I'm trying to find the best components I could use to build something similar to Splunk in order to aggregate logs from a big number of servers in computing grid. Also it should be distributed because I have gigs of logs everyday and no single machine will be able to store logs.
I'm particularly interested in something that will work with Ruby and will work on Windows and latest Solaris (yeah, I got a zoo).
I see architecture as:
Log crawler (Ruby script).
Distributed log storage.
Distributed search engine.
Lightweight front end.
Log crawler and distributed search engine are out of questions - logs will be parsed by Ruby script and ElasticSearch will be used to index log messages. Front end is also very easy to choose - Sinatra.
My main problem is distributed log storage. I looked at MongoDB, CouchDB, HDFS, Cassandra and HBase.
MongoDB was rejected because it doesn't work on Solaris.
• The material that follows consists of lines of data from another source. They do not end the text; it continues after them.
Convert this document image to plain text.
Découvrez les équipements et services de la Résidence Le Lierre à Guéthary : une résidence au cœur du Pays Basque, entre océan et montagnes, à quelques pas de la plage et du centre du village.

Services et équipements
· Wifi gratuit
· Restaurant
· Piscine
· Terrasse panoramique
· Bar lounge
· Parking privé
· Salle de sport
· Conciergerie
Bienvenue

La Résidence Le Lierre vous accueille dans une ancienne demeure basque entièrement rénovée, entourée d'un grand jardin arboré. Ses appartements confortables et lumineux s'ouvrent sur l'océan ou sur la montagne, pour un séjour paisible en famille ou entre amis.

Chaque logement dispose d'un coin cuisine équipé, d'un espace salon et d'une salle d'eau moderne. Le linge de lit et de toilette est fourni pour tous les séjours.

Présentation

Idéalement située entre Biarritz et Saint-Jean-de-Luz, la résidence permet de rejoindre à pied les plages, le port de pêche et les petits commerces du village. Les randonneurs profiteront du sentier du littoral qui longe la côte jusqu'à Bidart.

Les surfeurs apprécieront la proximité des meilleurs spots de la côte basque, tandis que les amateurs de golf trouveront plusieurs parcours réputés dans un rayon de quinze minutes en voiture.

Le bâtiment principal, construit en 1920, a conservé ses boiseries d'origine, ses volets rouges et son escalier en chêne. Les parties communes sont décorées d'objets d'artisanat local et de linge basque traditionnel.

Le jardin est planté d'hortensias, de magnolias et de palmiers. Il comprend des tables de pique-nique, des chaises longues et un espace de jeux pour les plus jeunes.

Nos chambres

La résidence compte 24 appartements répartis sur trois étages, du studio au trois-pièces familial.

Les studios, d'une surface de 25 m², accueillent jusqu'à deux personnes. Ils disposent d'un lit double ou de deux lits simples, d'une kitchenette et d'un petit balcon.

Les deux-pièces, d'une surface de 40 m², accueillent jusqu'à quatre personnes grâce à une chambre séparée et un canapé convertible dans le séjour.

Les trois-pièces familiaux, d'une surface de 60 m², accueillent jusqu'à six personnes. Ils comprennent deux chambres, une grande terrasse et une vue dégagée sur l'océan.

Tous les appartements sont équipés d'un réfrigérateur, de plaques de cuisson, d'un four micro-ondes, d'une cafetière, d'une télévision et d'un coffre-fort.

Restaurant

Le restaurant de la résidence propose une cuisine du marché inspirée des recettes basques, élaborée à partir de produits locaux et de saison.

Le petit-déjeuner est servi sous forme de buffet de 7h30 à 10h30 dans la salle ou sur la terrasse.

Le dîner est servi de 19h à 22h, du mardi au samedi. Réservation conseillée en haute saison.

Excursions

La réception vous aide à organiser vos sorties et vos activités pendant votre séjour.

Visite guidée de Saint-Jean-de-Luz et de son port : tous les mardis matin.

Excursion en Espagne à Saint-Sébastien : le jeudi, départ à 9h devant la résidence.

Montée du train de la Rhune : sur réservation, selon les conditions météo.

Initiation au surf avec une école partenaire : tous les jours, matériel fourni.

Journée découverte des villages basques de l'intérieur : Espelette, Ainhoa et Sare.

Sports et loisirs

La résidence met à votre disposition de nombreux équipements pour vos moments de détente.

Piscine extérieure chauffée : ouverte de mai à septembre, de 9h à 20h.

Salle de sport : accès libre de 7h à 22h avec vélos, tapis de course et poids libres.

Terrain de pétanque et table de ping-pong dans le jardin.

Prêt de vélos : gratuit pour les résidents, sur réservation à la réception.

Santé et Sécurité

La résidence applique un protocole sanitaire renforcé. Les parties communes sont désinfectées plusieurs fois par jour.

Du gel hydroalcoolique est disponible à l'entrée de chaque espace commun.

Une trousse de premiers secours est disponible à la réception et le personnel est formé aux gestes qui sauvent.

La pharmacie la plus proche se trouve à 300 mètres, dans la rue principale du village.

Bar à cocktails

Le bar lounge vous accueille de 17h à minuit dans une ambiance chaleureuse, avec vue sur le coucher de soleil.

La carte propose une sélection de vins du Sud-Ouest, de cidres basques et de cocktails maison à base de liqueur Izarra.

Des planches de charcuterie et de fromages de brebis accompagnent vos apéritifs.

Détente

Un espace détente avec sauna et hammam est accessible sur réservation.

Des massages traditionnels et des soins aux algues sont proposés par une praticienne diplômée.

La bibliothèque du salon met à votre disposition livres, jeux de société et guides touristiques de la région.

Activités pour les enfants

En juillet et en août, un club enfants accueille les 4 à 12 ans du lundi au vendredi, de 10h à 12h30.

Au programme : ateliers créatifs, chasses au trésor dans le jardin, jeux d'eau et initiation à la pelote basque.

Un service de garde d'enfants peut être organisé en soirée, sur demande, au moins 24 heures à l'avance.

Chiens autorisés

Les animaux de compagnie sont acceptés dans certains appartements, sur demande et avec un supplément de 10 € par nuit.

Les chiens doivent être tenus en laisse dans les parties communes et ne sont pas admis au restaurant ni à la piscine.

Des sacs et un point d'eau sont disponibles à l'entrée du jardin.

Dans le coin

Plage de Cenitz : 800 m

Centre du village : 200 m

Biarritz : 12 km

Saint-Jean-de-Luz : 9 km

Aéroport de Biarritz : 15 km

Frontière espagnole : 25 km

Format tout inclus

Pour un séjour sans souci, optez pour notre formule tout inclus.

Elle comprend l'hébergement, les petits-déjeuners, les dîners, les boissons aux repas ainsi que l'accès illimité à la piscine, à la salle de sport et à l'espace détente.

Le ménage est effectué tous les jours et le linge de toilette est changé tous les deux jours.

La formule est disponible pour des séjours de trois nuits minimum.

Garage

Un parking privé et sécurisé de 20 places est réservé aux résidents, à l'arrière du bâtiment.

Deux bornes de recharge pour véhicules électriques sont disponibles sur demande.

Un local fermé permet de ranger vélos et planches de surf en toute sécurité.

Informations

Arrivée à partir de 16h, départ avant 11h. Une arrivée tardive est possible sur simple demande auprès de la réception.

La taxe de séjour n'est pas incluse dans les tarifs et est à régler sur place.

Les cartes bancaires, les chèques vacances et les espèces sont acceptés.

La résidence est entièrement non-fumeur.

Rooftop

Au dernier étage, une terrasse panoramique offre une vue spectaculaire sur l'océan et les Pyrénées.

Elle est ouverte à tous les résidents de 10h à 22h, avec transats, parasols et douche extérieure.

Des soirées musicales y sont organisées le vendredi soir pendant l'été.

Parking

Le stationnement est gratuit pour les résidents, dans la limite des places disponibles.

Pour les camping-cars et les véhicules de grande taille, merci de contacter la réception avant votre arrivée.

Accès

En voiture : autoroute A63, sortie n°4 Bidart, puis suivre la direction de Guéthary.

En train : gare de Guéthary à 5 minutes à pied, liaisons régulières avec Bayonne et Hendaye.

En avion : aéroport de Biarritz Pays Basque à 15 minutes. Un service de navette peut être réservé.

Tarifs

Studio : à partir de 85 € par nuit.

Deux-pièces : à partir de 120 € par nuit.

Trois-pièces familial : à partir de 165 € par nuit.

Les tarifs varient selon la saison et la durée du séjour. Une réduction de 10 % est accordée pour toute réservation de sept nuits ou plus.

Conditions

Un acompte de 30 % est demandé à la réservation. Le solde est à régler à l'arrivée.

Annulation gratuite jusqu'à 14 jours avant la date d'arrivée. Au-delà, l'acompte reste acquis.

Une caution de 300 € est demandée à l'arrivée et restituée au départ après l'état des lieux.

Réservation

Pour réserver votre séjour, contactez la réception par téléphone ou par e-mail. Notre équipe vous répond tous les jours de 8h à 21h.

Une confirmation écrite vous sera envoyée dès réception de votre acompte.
CouchDB doesn't support sharding (smartproxy is required to make it work but this is something I don't want to even try).
Cassandra works great but it's just a disk space hog and it requires running autobalance everyday to spread the load between Cassandra nodes.
HDFS looked promising but FileSystem API is Java only and JRuby was a pain.
HBase looked like a best solution around but deploying it and monitoring is just a disaster - in order to start HBase I need to start HDFS first, check that it started without problems, then start HBase and check it also, and then start REST service and also check it.
So I'm stuck. Something tells me HDFS or HBase are the best thing to use as a log storage, but HDFS only works smoothly with Java and HBase is just a deploying/monitoring nightmare.
Can anyone share its thoughts or experience building similar systems using components I described above or with something completely different?
I'd recommend using Flume to aggregate your data into HBase. You could also use the Elastic Search Sink for Flume to keep a search index up to date in real time.
For more, see my answer to a similar question on Quora.
With regards to Java and HDFS - using a tool like BeanShell, you can interact with the HDFS store via Javascript.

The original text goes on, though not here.